The Changing Geopolitics of Energy

In 2008, US policymakers worried that increasing dependence on energy imports, together with rising prices, would severely constrain American geopolitical influence. Instead, the revolution in shale energy has brought about a tectonic shift in international relations, one that promises to boost US global power in the long term.

TOKYO – In 2008, when the United States’ National Intelligence Council (NIC) published its volume Global Trends 2025, a key prediction was tighter energy competition. Chinese demand was growing, and non-OPEC sources like the North Sea were being depleted. After two decades of low and relatively stable prices, oil prices had soared to more than $100 per barrel in 2006. Many experts spoke of “peak oil” – the idea that reserves had “topped off” – and anticipated that production would become concentrated in the low-cost but unstable Middle East, where even Saudi Arabia was thought to be fully explored, with no more giant fields likely to be found.

The NIC analysts did not neglect the possibility of a technological surprise, but they focused on the wrong technology. Emphasizing the potential of renewables such as solar, wind, and hydro, they missed the main act.
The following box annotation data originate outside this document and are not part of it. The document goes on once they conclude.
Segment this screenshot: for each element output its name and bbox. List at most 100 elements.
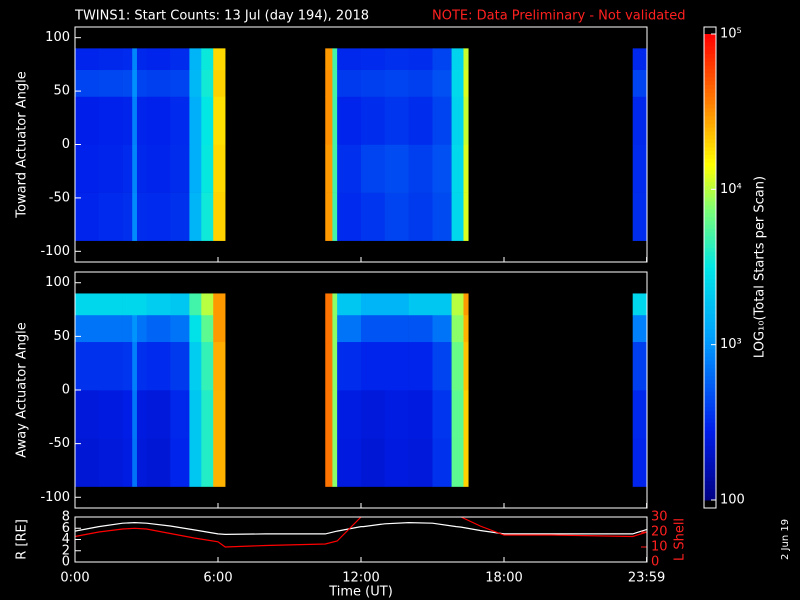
heatmap-cell — [432, 144, 452, 193]
heatmap-cell — [632, 438, 648, 487]
heatmap-cell — [98, 69, 123, 97]
colorbar-step — [704, 496, 716, 501]
heatmap-cell — [122, 438, 133, 487]
heatmap-cell — [201, 293, 214, 316]
colorbar-step — [704, 395, 716, 400]
heatmap-cell — [132, 341, 138, 391]
colorbar-step — [704, 453, 716, 458]
colorbar-step — [704, 169, 716, 175]
heatmap-cell — [432, 293, 452, 316]
heatmap-cell — [432, 438, 452, 487]
colorbar-step — [704, 267, 716, 272]
heatmap-cell — [189, 314, 202, 343]
heatmap-cell — [122, 96, 133, 145]
heatmap-cell — [332, 341, 338, 391]
colorbar-step — [704, 65, 716, 70]
colorbar-step — [704, 301, 716, 307]
heatmap-cell — [432, 192, 452, 241]
heatmap-cell — [132, 293, 138, 316]
colorbar-step — [704, 305, 716, 311]
y-tick-label: 4 — [62, 532, 70, 547]
heatmap-cell — [146, 96, 171, 145]
colorbar-step — [704, 352, 716, 357]
colorbar-step — [704, 68, 716, 74]
y2-axis-label: L Shell — [673, 518, 688, 561]
heatmap-cell — [213, 293, 226, 316]
heatmap-cell — [98, 144, 123, 193]
heatmap-cell — [189, 69, 202, 97]
heatmap-cell — [75, 192, 100, 241]
heatmap-cell — [132, 438, 138, 487]
colorbar-step — [704, 247, 716, 252]
colorbar-step — [704, 371, 716, 377]
heatmap-cell — [75, 438, 100, 487]
heatmap-cell — [325, 48, 333, 71]
heatmap-cell — [201, 48, 214, 71]
heatmap-cell — [408, 390, 433, 439]
heatmap-cell — [332, 144, 338, 193]
colorbar-step — [704, 146, 716, 151]
y2-tick-label: 10 — [651, 540, 668, 555]
heatmap-cell — [361, 48, 386, 71]
heatmap-cell — [408, 192, 433, 241]
colorbar-step — [704, 45, 716, 51]
y-tick-label: 0 — [62, 555, 70, 570]
heatmap-cell — [463, 390, 469, 439]
heatmap-cell — [325, 192, 333, 241]
heatmap-cell — [98, 293, 123, 316]
heatmap-cell — [432, 314, 452, 343]
colorbar-step — [704, 41, 716, 47]
heatmap-cell — [332, 192, 338, 241]
heatmap-cell — [170, 341, 190, 391]
heatmap-cell — [170, 144, 190, 193]
colorbar-step — [704, 34, 716, 39]
colorbar-step — [704, 72, 716, 78]
y-tick-label: -50 — [49, 190, 70, 205]
heatmap-cell — [361, 69, 386, 97]
y-axis-label: R [RE] — [15, 519, 30, 560]
colorbar-step — [704, 367, 716, 373]
colorbar-step — [704, 402, 716, 408]
x-tick-label: 18:00 — [485, 571, 522, 586]
heatmap-cell — [463, 314, 469, 343]
heatmap-cell — [632, 341, 648, 391]
colorbar-step — [704, 422, 716, 427]
heatmap-cell — [132, 192, 138, 241]
heatmap-cell — [170, 438, 190, 487]
heatmap-cell — [136, 48, 147, 71]
heatmap-cell — [451, 390, 464, 439]
colorbar-step — [704, 476, 716, 482]
colorbar-step — [704, 468, 716, 474]
colorbar-step — [704, 76, 716, 82]
heatmap-cell — [408, 314, 433, 343]
colorbar-step — [704, 356, 716, 361]
heatmap-cell — [384, 69, 409, 97]
heatmap-cell — [170, 48, 190, 71]
heatmap-cell — [201, 69, 214, 97]
heatmap-cell — [361, 390, 386, 439]
colorbar-step — [704, 325, 716, 330]
colorbar-step — [704, 379, 716, 384]
x-tick-label: 6:00 — [203, 571, 232, 586]
heatmap-cell — [384, 48, 409, 71]
colorbar-step — [704, 321, 716, 326]
heatmap-cell — [170, 192, 190, 241]
y-tick-label: -100 — [40, 244, 70, 259]
heatmap-cell — [325, 438, 333, 487]
heatmap-cell — [361, 96, 386, 145]
colorbar-step — [704, 406, 716, 412]
heatmap-cell — [201, 144, 214, 193]
y-tick-label: 50 — [53, 84, 70, 99]
colorbar-step — [704, 208, 716, 214]
heatmap-cell — [432, 48, 452, 71]
heatmap-cell — [170, 390, 190, 439]
heatmap-cell — [408, 69, 433, 97]
heatmap-cell — [463, 438, 469, 487]
heatmap-cell — [337, 314, 362, 343]
y-tick-label: 2 — [62, 543, 70, 558]
colorbar-step — [704, 387, 716, 392]
colorbar-step — [704, 123, 716, 128]
heatmap-cell — [332, 390, 338, 439]
heatmap-cell — [201, 341, 214, 391]
heatmap-cell — [136, 144, 147, 193]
The real technological breakthrough was the shale-energy revolution. While horizontal drilling and hydraulic fracturing are not new, their pioneering application to shale rock was. By 2015, more than half of all the natural gas produced in the US came from shale.

The shale boom has propelled the US from being an energy importer to an energy exporter. The US Energy Department estimates that the country has 25 trillion cubic meters of technically recoverable shale gas, which, when combined with other oil and gas resources, could last for two centuries.